The following provides chapter highlights. I've also pointed out a few problems that were especially fun or interesting.
General motivation and background for C++ itself. Language overview, built-in types, control flow, structure of programs, using libraries.
Using functions and cmath library. Separation of client from underlying implementation through an interface. Principles of interface design: 1. Unified 2. Simple 3. Sufficient 4. General 5. Stable. Design of a random number generator (normalization, scaling, translation, conversion). Stanford libraries (gwindow.h).
Strings as abstract data type. Intro to string library. str.substr(pos, n), etc. Strings are mutable in C++! Character-level functions via cctype library. isalpha(ch), toupper(ch), etc. Two-flavors running around: C-style and C++ style.

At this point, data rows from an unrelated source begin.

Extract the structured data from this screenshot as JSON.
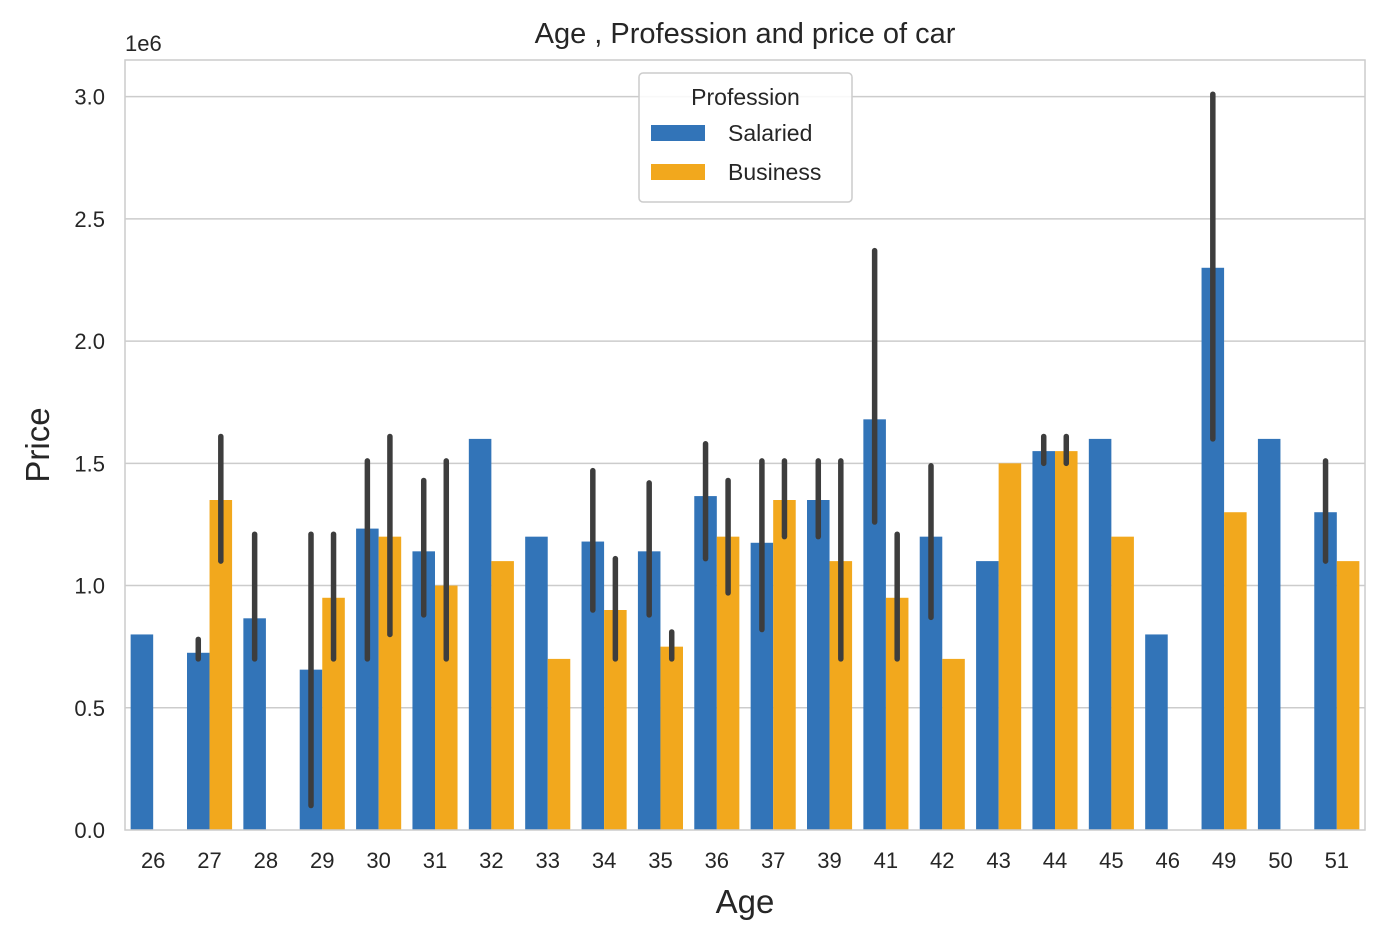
{
  "chart_data": {
    "type": "bar",
    "title": "Age , Profession and price of car",
    "xlabel": "Age",
    "ylabel": "Price",
    "y_offset_text": "1e6",
    "ylim": [
      0,
      3150000
    ],
    "yticks": [
      0,
      500000,
      1000000,
      1500000,
      2000000,
      2500000,
      3000000
    ],
    "ytick_labels": [
      "0.0",
      "0.5",
      "1.0",
      "1.5",
      "2.0",
      "2.5",
      "3.0"
    ],
    "grid": "y",
    "legend": {
      "title": "Profession",
      "placement": "top-center"
    },
    "categories": [
      "26",
      "27",
      "28",
      "29",
      "30",
      "31",
      "32",
      "33",
      "34",
      "35",
      "36",
      "37",
      "39",
      "41",
      "42",
      "43",
      "44",
      "45",
      "46",
      "49",
      "50",
      "51"
    ],
    "series": [
      {
        "name": "Salaried",
        "color": "#3274b8",
        "values": [
          800000,
          725000,
          866000,
          656000,
          1233000,
          1140000,
          1600000,
          1200000,
          1180000,
          1140000,
          1366000,
          1175000,
          1350000,
          1680000,
          1200000,
          1100000,
          1550000,
          1600000,
          800000,
          2300000,
          1600000,
          1300000
        ],
        "errors": [
          null,
          [
            700000,
            780000
          ],
          [
            700000,
            1210000
          ],
          [
            100000,
            1210000
          ],
          [
            700000,
            1510000
          ],
          [
            880000,
            1430000
          ],
          null,
          null,
          [
            900000,
            1470000
          ],
          [
            880000,
            1420000
          ],
          [
            1110000,
            1580000
          ],
          [
            820000,
            1510000
          ],
          [
            1200000,
            1510000
          ],
          [
            1260000,
            2370000
          ],
          [
            870000,
            1490000
          ],
          null,
          [
            1500000,
            1610000
          ],
          null,
          null,
          [
            1600000,
            3010000
          ],
          null,
          [
            1100000,
            1510000
          ]
        ]
      },
      {
        "name": "Business",
        "color": "#f2a81d",
        "values": [
          null,
          1350000,
          null,
          950000,
          1200000,
          1000000,
          1100000,
          700000,
          900000,
          750000,
          1200000,
          1350000,
          1100000,
          950000,
          700000,
          1500000,
          1550000,
          1200000,
          null,
          1300000,
          null,
          1100000
        ],
        "errors": [
          null,
          [
            1100000,
            1610000
          ],
          null,
          [
            700000,
            1210000
          ],
          [
            800000,
            1610000
          ],
          [
            700000,
            1510000
          ],
          null,
          null,
          [
            700000,
            1110000
          ],
          [
            700000,
            810000
          ],
          [
            970000,
            1430000
          ],
          [
            1200000,
            1510000
          ],
          [
            700000,
            1510000
          ],
          [
            700000,
            1210000
          ],
          null,
          null,
          [
            1500000,
            1610000
          ],
          null,
          null,
          null,
          null,
          null
        ]
      }
    ]
  }
}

You may need to cast string literals to get the C++ flavor:
string str = string("hello,") + "world";
Stanford strlib library
Using iostream and iomanip to produce formatted output. setw(int), setprecision(digits). File streams (fstream for ifstream and ofstream).
stream.open(fname), stream.fail(), stream.clear(), stream.eof(), stream.get(), stream.put(ch), getline(stream, str).
while ((ch = infile.get()) != EOF)
Stanford "simpio.h" and "filelib.h" libraries.
Intro to vectors, grids, stacks, queues, maps, sets. Waiting line simulation using queues. Bootstrap a set.
const Set<char> DIGIT_SET = setFromString("012345");
Lexicon!
Disney and 'Our Friend the Atom' Fission Simulation with grid ADT
Point class. Operator overloading. Insertion operator. Equality operator. Member function versus free function.
bool Point::operator==(Point rhs) versus friend bool operator==(Point p1, Point p2);
Case study: rational numbers.
- Think generally about how clients are likely to use the class.
- Determine what info belongs in the private state of each object.
- Define a set of constructors to create new objects.
- Enumerate the operations that will become public methods of the class.
- Code and test the implementation. Case study: token scanner class. Encapsulating programs as classes.
if (test for simple case) {
Compute simple solution without using recursion
} else {
Break prob into subprob of same form.
Solve each subprob with recursive call
Reassemble sub-solutions into whole solution
}
factorial Fibonacci tn = tn-1 + tn-2 recurrence relation: each element in seq defined in terms of earlier elements efficiency considerations palindromes binary search common pitfals / checklist: Did you start by checking for simple case? Did you solve simple case correctly? Does recursive decomp make prob simpler? Does simplification process converge to simple case? Are recursive calls truly identical in form to original call? Did you reassemble parts to make whole?
Pascal's Triangle to solve c(n, k).
Towers of Hanoi. subset-sum, inclusion/exclusion, permutations. Graphical recursion: mondrian, fractals.
Mondrian
if you are already at a solution, report success.
for (every possilbe choice in current config) {
make choice and take step along that direction
use recursion to solve prob from new position
if recursion succeeds, report success to higher level
back out of current position to restore state at beginning of loop
}
report failure
Generalized two-player game with minimax algorithm. Limiting recursive depth.
Leaving the maze ... with and without breadcrumbs
selection sort, computational complexity, Big-O notation
t(N) = O(f(N))
t(N) <= C x f(N) for large enough N and positive constant C.
divide and conquer merge sort complexity classes: constant, logarithmic, linear, linearithmic, quadratic, cubic, exponential quick sort mathematical induction: start with base and generalize recursion: start with general and reduce to base case.